4.  Respond — The consultant must respond back to the requesting provider, sharing his opinion. For outpatient consultations, the consulting provider should send a letter (or a copy of his note) and for inpatient encounters, he would include the opinion in the progress notes.

5.  Return — Finally, the consulting physician should return or discharge the patient back to the requesting physician either after the consultation or at the conclusion of the suggested course of treatment.

Important: Remember that the consulting physician can treat and care for the patient, as long as he is eventually sending the patient back to the requesting provider. With a consultation the patient “is on loan from the requesting provider,” Cobuzzi explains.

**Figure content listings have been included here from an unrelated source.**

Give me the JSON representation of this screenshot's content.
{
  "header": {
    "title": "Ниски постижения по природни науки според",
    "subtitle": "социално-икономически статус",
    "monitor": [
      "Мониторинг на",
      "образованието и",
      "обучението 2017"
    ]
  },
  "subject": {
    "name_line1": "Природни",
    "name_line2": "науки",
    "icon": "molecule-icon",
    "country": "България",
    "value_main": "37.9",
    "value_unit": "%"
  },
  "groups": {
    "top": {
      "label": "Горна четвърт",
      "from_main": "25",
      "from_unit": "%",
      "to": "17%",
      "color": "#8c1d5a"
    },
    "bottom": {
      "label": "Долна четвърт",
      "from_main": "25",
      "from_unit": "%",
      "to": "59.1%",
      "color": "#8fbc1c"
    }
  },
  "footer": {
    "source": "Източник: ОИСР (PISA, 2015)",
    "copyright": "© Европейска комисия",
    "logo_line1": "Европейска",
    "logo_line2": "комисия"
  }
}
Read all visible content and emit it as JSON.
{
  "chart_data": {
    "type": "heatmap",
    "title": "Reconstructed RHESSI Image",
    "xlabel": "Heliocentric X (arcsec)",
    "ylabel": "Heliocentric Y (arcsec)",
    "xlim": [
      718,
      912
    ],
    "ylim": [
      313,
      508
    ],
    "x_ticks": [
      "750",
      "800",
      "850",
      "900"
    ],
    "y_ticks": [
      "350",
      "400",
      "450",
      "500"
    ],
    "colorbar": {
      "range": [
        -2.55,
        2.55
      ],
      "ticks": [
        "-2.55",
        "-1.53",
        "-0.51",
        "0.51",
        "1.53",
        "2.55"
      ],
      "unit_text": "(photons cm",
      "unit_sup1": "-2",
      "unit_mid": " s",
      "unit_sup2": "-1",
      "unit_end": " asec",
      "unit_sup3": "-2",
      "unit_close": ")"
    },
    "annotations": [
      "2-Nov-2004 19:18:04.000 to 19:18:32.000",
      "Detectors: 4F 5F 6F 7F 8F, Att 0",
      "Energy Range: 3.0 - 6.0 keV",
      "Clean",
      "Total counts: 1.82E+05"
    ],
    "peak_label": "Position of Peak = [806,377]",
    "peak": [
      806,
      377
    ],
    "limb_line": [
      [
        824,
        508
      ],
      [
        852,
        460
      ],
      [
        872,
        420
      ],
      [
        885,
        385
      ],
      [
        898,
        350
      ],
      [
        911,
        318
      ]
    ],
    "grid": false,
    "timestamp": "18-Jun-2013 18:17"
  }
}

Note: When requested by a physician or other appropriate source, a consultation may be provided by a physician or qualified non-physician practitioner (NPP). In order to be a qualified NPP, performing a consultation service must be within the scope of practice and licensure in the state in which the NPP practices and the NPP must bill out the consultation under her own NPI, since incident-to rules require the physician establish the plan of care, meaning that an NPP would not handle a new problem as an incident to service. If the patient is not Medicare, you may be able to bill under the physician’s NPI. You will want to check with your payers in order to make that decision for appropriately billing of the consultation.

A consultation requested by a patient or family would not be reported as a consultative service. An appointment the patient schedules to seek a second opinion also does not fit the CPT® definition of a consultation code. However, you can report these visits using another applicable E/M service code such as an office visit code (99201-99205 for a new patient or 99211-99215 for an established patient).